Time Warner said on Friday that it now owns 8% of search-engine Google. It
intends to adjust the way it accounts for a deal with German music publisher
Bertelsmann's purchase of a stake in AOL Europe, which it had reported as
advertising revenue. Time Warner's fourth quarter profits were slightly better
than analysts' expectations. The company said it was unable to estimate the
amount it needed to set aside for legal reserves, which it previously set at
$500m. However, the company said AOL's underlying profit before exceptional
items rose 8% on the back of stronger internet advertising revenues.

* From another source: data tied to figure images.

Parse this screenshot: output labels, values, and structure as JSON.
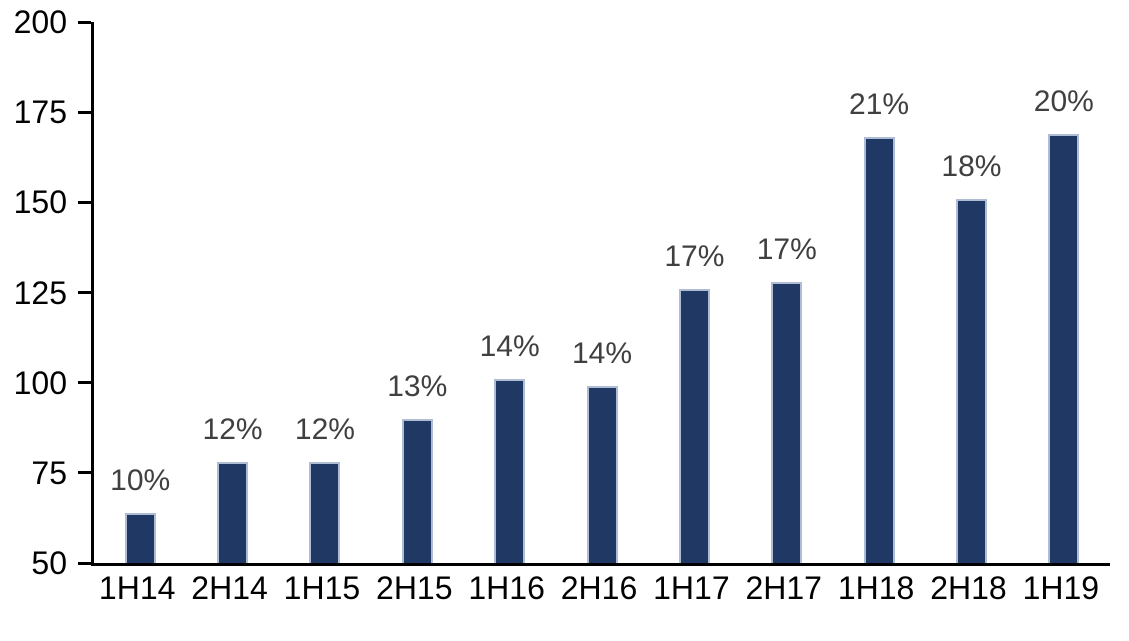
{
  "chart_data": {
    "type": "bar",
    "title": "",
    "xlabel": "",
    "ylabel": "",
    "categories": [
      "1H14",
      "2H14",
      "1H15",
      "2H15",
      "1H16",
      "2H16",
      "1H17",
      "2H17",
      "1H18",
      "2H18",
      "1H19"
    ],
    "values": [
      64,
      78,
      78,
      90,
      101,
      99,
      126,
      128,
      168,
      151,
      169
    ],
    "bar_labels": [
      "10%",
      "12%",
      "12%",
      "13%",
      "14%",
      "14%",
      "17%",
      "17%",
      "21%",
      "18%",
      "20%"
    ],
    "ylim": [
      50,
      200
    ],
    "yticks": [
      50,
      75,
      100,
      125,
      150,
      175,
      200
    ],
    "ytick_labels": [
      "50",
      "75",
      "100",
      "125",
      "150",
      "175",
      "200"
    ],
    "grid": false,
    "legend_position": "none",
    "colors": {
      "bar_fill": "#1F3864",
      "bar_border": "#AEBCD4",
      "axis_line": "#000000",
      "axis_text": "#000000",
      "data_label_text": "#404040",
      "background": "#FFFFFF"
    }
  }
}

### Method 2 function (Eigen-Vector):

In [45]:
def summarise_direct(text : str, damping_factor : float):
    
    tfidf = TfidfVectorizer(stop_words=stopwords.words('english'))
    
    sent_token = nltk.sent_tokenize(text)
    sent_token_tfidf = tfidf.fit_transform(sent_token[1:])
    
    G = linear_kernel(sent_token_tfidf,sent_token_tfidf)
    G = G/G.sum(axis=1).reshape((19,1))
    
    A = damping_factor*1/len(G) + (1-damping_factor)*G
    
    eig_values, eig_vectors = LA.eig(A.T)
    scores = eig_vectors[:,list(np.floor(eig_values)).index(1.0)]/eig_vectors[:,list(np.floor(eig_values)).index(1.0)].sum()
    
    scores = scores*-1
    summary_index = scores.argsort()[:5]
    summary = " ".join([sent_token[index] for index in summary_index])
    
    return summary

In [46]:
print("\n".join(wrapper.wrap(summarise_direct(text=sample_article,damping_factor=0.15))))

It lost 464,000 subscribers in the fourth quarter profits were lower than in the
preceding three quarters. The firm, which is now one of the biggest investors in
Google, benefited from sales of high-speed internet connections and higher
advert sales. But its film division saw profits slump 27% to $284m, helped by
box-office flops Alexander and Catwoman, a sharp contrast to year-earlier, when
the third and final film in the Lord of the Rings trilogy boosted results.
TimeWarner also has to restate 2000 and 2003 results following a probe by the US
Securities Exchange Commission (SEC), which is close to concluding. TimeWarner
said fourth quarter sales rose 2% to $11.1bn from $10.9bn.